Uma
tarde, eram quatro horas, o sr. X... voltava à sua casa para jantar.
O apetite que levava não o fez reparar em um cabriolé que estava
parado à sua porta. Entrou, subiu a escada, penetra na sala e... dá
com os olhos em um homem que passeava a largos passos como agitado
por uma interna aflição.
Cumprimentou-o
polidamente; mas o homem lançou-se sobre ele e com uma voz alterada
diz-lhe:
— Senhor,
eu sou F..., marido da senhora dona E...
— Estimo
muito conhecê-lo responde o sr. X...; mas não tenho a honra de
conhecer a senhora dona E...
— Não
a conhece! Não a conhece!... quer juntar a zombaria à infâmia?
— Senhor!...
E
o sr. X... deu um passo para ele.
— Alto
lá!
O
sr. F..., tirando do bolso uma pistola, continuou:
— Ou
o senhor há de deixar esta corte, ou vai morrer como um cão!
— Mas,
senhor disse o sr. X..., a quem a eloquência do sr. F... tinha
produzido um certo efeito, que motivo tem o senhor?...
— Que
motivo! É boa! Pois não é um motivo andar o senhor fazendo a corte
à minha mulher?
— A
corte à sua mulher! não compreendo!
— Não
compreende! oh! não me faça perder a estribeira.
— Creio
que se engana...
— Enganar-me!
É boa!... mas eu o vi... sair duas vezes de minha casa...
— Sua
casa!
— No
Andaraí... por uma porta secreta... Vamos! ou...
— Mas,
senhor, há de ser outro, que se pareça comigo...
— Não;
não; é o senhor mesmo... como escapar-me este ar de tolo, que
ressalta de toda a sua cara? Vamos, ou deixar a cidade, ou morrer...
Escolha!
Era
um dilema. O sr. X... compreendeu que estava metido entre um cavalo e
uma pistola. Pois toda a sua paixão era ir a Minas, escolheu o
cavalo.
Surgiu,
porém, uma objeção.
— Mas,
senhor — disse ele —, os meus recursos...
— Os
seus recursos! Ah! tudo previ... descanse... eu sou um marido
previdente.
E
tirando da algibeira da casaca uma linda carteira de couro da Rússia,
diz-lhe:
— Aqui
tem dous contos de réis para os gastos da viagem; vamos, parta!

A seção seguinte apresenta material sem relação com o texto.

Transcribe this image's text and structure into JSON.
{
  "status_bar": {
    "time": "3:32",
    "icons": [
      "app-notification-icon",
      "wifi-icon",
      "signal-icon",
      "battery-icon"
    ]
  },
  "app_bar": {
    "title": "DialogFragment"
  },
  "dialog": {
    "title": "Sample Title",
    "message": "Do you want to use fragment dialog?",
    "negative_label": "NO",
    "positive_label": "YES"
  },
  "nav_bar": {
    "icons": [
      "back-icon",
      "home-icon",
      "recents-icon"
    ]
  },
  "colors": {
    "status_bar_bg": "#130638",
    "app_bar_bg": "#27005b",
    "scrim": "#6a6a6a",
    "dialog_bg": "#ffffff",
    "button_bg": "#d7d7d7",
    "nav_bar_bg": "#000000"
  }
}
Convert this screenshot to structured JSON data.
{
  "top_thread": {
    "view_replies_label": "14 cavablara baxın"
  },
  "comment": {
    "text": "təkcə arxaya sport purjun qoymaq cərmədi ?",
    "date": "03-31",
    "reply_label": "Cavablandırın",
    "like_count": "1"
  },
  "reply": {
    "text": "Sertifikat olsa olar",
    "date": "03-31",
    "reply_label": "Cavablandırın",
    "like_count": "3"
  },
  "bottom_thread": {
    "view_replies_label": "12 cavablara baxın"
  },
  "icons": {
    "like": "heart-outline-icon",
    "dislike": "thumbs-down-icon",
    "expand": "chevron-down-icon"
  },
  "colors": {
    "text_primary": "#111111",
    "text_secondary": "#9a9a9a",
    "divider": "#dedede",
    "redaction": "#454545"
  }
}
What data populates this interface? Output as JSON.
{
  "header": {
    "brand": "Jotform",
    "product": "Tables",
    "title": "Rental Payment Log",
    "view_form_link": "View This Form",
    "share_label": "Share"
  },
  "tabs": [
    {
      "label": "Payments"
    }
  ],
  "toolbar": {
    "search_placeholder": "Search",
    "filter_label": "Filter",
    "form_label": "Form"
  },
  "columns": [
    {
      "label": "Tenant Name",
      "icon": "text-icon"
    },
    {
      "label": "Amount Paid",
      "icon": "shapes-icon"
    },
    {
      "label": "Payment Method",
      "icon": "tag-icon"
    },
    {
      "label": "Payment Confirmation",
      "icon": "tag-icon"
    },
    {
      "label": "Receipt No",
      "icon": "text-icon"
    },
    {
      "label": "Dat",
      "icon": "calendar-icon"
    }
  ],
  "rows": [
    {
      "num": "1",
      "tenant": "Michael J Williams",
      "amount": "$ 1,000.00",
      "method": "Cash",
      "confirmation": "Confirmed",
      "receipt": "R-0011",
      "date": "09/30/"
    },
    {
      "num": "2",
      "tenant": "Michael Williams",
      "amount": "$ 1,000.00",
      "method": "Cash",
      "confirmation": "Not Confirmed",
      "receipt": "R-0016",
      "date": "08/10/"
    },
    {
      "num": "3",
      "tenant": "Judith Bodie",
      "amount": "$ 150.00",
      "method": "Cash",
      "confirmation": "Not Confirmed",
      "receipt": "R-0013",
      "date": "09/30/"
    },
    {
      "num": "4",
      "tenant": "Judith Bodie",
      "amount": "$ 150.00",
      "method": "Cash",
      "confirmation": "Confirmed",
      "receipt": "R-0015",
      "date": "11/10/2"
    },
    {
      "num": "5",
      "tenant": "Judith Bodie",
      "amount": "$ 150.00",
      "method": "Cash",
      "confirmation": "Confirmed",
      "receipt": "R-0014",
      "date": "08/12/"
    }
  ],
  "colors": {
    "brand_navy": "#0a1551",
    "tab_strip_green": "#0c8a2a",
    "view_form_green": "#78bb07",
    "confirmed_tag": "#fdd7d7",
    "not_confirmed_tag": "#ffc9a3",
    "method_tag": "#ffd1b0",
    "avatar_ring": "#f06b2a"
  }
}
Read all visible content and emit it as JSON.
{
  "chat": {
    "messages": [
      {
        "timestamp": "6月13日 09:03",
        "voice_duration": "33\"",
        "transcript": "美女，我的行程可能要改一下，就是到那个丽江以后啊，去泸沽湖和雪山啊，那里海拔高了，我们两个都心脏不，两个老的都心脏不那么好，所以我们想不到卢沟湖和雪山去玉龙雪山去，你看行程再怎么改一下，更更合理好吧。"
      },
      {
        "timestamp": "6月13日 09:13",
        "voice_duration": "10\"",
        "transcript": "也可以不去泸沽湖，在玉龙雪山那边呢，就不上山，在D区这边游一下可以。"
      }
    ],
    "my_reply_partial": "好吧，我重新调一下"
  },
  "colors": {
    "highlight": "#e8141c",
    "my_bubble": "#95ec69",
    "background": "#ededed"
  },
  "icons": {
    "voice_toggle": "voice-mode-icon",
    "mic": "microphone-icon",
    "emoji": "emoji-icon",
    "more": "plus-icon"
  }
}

parta imediatamente. Para onde vai?
— Para
Minas.
— Oh!
a pátria do Tiradentes! Deus o leve a salvamento... Perdoo-lhe, mas
não volte a esta corte... Boa viagem!
Dizendo
isto, o sr. F... desceu precipitadamente a escada, e entrou no
cabriolé, que desapareceu em uma nuvem de poeira.
O
sr. X... ficou por alguns instantes pensativo. Não podia acreditar
nos seus olhos e ouvidos; pensava sonhar. Um engano trazia-lhe dous
contos de réis, e a realização de um dos seus mais caros sonhos.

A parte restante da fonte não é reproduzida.